Meister and James [8] reported on the operative treatment of six patients who had malalignment syndrome. All six had debilitating knee pain. The authors reported satisfactory results in all cases, performing single tibial rotational osteotomies. Intraoperative torsional correction of severe torsional tibial defects was obtained with an internal rotation average of 19.7°. Torsional femoral deformity was considered mild in all cases and it was not corrected.

In a group of nine patients with 13 involved extremities, treated for symptomatic severe torsional malalignment of the lower extremity and associated patellofemoral pathology, double osteotomy was performed only in seven cases [9]. In the two patients who had double-level osteotomies bilaterally, the femurs were derotated first, and the tibias 4 months later. In three patients who had double-level osteotomy unilaterally, the femoral and tibial procedures were done at the same operative session.

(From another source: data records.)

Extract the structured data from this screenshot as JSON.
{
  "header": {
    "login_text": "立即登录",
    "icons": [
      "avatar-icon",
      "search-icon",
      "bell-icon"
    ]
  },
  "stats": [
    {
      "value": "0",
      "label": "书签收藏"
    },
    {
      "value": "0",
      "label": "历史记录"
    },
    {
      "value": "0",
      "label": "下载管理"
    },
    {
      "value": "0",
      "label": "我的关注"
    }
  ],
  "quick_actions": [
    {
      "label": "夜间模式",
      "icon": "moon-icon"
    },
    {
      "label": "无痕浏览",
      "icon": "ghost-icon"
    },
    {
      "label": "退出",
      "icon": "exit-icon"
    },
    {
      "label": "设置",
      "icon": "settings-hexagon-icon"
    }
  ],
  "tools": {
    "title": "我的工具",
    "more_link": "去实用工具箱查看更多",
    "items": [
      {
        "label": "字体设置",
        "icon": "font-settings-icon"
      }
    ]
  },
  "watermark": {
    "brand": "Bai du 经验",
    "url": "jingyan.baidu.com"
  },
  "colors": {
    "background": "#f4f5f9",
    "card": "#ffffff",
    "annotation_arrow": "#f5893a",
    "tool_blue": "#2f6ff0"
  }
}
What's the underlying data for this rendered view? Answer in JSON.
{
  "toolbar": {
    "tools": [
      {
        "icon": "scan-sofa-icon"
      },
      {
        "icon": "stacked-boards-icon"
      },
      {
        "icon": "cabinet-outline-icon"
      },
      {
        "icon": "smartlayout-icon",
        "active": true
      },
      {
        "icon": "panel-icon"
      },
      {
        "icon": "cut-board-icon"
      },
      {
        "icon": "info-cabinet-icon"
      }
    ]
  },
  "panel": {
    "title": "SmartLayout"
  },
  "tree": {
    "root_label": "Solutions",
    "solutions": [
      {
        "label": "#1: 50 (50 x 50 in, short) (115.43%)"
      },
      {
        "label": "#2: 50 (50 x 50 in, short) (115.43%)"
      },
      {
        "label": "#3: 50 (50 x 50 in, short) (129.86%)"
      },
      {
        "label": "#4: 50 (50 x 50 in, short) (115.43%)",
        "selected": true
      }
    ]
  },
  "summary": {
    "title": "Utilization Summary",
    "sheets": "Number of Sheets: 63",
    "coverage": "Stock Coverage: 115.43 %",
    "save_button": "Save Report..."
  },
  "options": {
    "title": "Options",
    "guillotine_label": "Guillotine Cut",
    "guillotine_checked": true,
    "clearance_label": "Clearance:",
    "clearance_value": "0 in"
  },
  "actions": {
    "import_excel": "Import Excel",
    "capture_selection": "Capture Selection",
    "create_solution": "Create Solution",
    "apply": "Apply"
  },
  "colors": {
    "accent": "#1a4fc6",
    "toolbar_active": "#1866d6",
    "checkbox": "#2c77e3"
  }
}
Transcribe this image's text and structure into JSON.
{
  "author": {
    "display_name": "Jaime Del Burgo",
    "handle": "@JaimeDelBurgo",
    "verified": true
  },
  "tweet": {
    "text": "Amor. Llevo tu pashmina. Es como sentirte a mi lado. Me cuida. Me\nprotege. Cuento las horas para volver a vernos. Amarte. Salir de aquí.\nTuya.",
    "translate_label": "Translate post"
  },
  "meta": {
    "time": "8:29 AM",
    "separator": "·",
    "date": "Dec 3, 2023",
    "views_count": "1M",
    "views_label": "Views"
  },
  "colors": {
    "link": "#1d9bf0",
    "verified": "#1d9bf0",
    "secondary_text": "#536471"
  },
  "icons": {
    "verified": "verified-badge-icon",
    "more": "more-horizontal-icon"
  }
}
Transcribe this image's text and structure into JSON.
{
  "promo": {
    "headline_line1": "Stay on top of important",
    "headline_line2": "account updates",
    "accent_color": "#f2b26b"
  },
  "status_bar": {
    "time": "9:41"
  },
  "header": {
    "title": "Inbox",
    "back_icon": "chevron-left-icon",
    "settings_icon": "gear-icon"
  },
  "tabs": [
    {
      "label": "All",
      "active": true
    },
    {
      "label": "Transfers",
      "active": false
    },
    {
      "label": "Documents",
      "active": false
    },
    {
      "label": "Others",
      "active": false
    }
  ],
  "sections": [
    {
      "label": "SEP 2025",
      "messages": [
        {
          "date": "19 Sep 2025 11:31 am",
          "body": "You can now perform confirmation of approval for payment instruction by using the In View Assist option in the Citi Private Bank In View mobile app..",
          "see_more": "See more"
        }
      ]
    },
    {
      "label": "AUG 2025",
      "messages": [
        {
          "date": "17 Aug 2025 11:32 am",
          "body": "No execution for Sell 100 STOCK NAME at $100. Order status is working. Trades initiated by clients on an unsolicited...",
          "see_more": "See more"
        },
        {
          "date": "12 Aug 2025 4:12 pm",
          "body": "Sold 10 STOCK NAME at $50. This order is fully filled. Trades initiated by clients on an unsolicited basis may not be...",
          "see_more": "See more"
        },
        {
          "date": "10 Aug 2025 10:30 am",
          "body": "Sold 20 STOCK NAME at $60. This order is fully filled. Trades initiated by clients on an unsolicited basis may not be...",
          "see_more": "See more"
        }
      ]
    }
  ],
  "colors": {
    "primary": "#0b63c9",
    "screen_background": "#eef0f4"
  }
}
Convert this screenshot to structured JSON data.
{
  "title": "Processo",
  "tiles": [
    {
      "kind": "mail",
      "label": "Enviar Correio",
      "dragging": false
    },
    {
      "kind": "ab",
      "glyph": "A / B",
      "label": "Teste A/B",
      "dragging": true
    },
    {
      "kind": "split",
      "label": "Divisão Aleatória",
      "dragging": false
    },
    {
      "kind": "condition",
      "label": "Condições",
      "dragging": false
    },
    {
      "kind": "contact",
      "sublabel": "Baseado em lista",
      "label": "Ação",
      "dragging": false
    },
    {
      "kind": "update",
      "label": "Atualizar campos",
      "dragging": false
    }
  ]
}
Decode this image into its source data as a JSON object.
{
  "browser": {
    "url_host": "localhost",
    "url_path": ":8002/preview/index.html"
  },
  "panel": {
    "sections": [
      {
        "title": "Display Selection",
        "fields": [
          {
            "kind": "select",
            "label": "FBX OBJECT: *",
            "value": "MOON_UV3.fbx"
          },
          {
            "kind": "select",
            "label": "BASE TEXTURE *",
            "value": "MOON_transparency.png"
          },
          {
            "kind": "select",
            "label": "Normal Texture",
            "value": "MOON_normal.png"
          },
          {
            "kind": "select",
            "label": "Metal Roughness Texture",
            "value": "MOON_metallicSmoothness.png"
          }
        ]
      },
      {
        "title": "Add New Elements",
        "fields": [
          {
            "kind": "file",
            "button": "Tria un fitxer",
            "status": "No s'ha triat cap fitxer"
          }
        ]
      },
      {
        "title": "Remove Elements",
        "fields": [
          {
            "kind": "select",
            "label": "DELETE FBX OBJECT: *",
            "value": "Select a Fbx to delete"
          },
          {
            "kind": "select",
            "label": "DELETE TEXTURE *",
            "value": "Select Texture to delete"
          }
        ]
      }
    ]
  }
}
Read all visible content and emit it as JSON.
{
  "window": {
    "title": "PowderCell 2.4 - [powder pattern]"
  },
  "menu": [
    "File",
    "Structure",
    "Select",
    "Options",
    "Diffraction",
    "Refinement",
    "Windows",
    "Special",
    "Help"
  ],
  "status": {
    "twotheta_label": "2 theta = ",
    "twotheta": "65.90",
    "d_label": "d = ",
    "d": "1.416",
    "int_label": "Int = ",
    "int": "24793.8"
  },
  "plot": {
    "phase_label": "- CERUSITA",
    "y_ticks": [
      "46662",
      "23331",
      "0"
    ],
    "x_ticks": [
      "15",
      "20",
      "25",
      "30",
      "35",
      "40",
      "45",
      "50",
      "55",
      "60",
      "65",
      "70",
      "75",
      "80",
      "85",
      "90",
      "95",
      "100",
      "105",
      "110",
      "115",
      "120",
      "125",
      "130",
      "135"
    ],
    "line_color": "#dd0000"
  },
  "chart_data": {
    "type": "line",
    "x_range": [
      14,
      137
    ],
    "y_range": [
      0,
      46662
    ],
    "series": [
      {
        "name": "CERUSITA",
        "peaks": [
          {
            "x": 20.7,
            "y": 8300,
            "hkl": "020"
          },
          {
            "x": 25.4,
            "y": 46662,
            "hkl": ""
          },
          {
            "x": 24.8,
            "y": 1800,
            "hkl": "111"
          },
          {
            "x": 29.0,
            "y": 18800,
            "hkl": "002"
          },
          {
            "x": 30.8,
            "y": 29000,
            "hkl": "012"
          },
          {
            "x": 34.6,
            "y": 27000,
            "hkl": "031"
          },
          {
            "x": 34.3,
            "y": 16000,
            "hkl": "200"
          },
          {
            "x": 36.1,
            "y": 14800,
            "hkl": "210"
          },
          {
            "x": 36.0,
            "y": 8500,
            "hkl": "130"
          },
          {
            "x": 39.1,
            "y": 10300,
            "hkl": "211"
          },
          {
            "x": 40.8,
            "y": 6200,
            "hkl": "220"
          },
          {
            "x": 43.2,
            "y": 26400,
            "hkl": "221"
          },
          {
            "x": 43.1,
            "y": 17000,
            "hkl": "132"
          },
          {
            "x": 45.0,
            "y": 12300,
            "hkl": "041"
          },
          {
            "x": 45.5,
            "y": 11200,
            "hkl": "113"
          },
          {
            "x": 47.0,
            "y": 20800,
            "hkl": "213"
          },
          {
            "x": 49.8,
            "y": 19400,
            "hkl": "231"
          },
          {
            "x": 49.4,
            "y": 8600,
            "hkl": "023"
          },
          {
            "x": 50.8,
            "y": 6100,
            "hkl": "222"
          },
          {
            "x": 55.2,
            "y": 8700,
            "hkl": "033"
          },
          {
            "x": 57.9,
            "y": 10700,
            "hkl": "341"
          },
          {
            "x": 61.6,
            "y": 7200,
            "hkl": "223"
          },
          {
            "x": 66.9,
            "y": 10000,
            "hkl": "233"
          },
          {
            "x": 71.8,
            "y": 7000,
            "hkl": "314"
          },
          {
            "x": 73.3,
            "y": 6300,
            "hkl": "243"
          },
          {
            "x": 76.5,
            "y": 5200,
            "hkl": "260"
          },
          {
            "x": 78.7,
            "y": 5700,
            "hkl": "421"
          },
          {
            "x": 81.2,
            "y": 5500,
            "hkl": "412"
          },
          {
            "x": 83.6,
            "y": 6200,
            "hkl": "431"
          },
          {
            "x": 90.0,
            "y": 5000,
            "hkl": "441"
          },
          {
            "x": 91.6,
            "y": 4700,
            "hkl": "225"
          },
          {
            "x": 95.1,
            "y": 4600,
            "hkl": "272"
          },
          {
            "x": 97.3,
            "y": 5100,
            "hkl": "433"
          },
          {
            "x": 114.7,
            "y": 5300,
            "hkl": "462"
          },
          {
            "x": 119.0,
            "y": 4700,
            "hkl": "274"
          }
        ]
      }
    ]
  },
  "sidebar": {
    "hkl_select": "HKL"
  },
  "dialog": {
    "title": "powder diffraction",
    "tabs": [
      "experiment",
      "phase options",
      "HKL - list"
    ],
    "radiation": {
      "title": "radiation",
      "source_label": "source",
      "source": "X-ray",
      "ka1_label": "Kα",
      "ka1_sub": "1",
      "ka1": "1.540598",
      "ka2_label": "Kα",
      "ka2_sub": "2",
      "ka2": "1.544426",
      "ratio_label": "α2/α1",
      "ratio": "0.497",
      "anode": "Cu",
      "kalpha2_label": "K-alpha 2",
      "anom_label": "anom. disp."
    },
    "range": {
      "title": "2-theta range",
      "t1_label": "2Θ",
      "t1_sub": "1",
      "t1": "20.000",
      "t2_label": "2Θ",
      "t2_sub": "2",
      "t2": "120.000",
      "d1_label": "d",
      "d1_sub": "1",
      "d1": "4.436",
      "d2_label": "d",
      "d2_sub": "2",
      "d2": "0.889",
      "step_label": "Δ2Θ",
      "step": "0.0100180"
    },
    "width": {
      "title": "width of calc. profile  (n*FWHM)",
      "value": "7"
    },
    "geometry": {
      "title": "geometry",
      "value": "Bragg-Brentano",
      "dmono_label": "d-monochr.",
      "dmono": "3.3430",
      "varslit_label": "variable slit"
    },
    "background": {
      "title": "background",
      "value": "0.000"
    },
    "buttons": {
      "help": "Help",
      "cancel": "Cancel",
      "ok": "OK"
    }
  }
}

The most numerous group of patients was retrospectively reviewed in 2004 [10]. Fourteen patients with 27 limbs were treated by ipsilateral outward femoral osteotomy and inward tibial osteotomy. Thirteen limbs were also treated with a concomitant ‘mini-open’ lateral retinacular release. No persistent complications were seen. Subjectively and clinically, good results were shown at an average of 5.2 (range 2.0–12) years after surgery.

A possible complication due to tibial rotational osteotomy is peroneal nerve palsy [10]. Since the peroneal nerve runs around the fibula, increased tibial torsion of the proximal tibia during internal rotation osteotomy may result in overextension of the nerve or entrapment in the intercompartmental septum between the anterior and lateral muscle compartments. Bruce and Stevens [10] reported one case of bilateral peroneal nerve neuropraxia and irritation that required exploration and external neurolysis in a patient treated by bilateral double femoral and tibial osteotomy. This patient underwent bilateral femoral osteotomy and bilateral inward tibial rotational osteotomy during two separate surgical operative sessions. Peroneal nerve complication was observed after a later surgical setting. For this reason they suggested performing limb correction at the same surgical setting, since the effect on the peroneal nerve seems to be lower.

In our cases the site of femoral osteotomy varied. Femoral rotational osteotomy may be performed either proximally or distally. Proximal osteotomies are frequently intertrochanteric, and distal osteotomies are most commonly supracondylar. One study [11] reports that intertrochanteric osteotomy allows more accurate correction of the deformity and decreases the need for post operative immobilization.

Despite the conclusions of the aforementioned study we agree with demonstration of the same good results obtained by use of both proximally and distally osteotomies reported by Kay et al. [12].

Fixation may be provided by a variety of devices or crossed pins [12]. In our experience plate osteosynthesis for femoral fixation and staples osteosynthesis for tibial fixation provided good results without complications. Long-term endurance can be obtained now by using a low-profile locking compression plate with an angular-stable connection between screws and plate.

We recommend a clinical, radiographical and CT scan evaluation of all torsional deformities. We suggest treating deformities that are significant and are believed contributory to patellofemoral alignment. In our opinion, in cases of significant deformity, internally rotating the tibia alone is not sufficient, because these patients rarely have sufficient passive external rotation of the femur to accommodate the operatively internally rotated tibia. Ipsilateral outward femoral and inward tibial osteotomies are our current recommendation for TMS, both performed at the same surgical setting.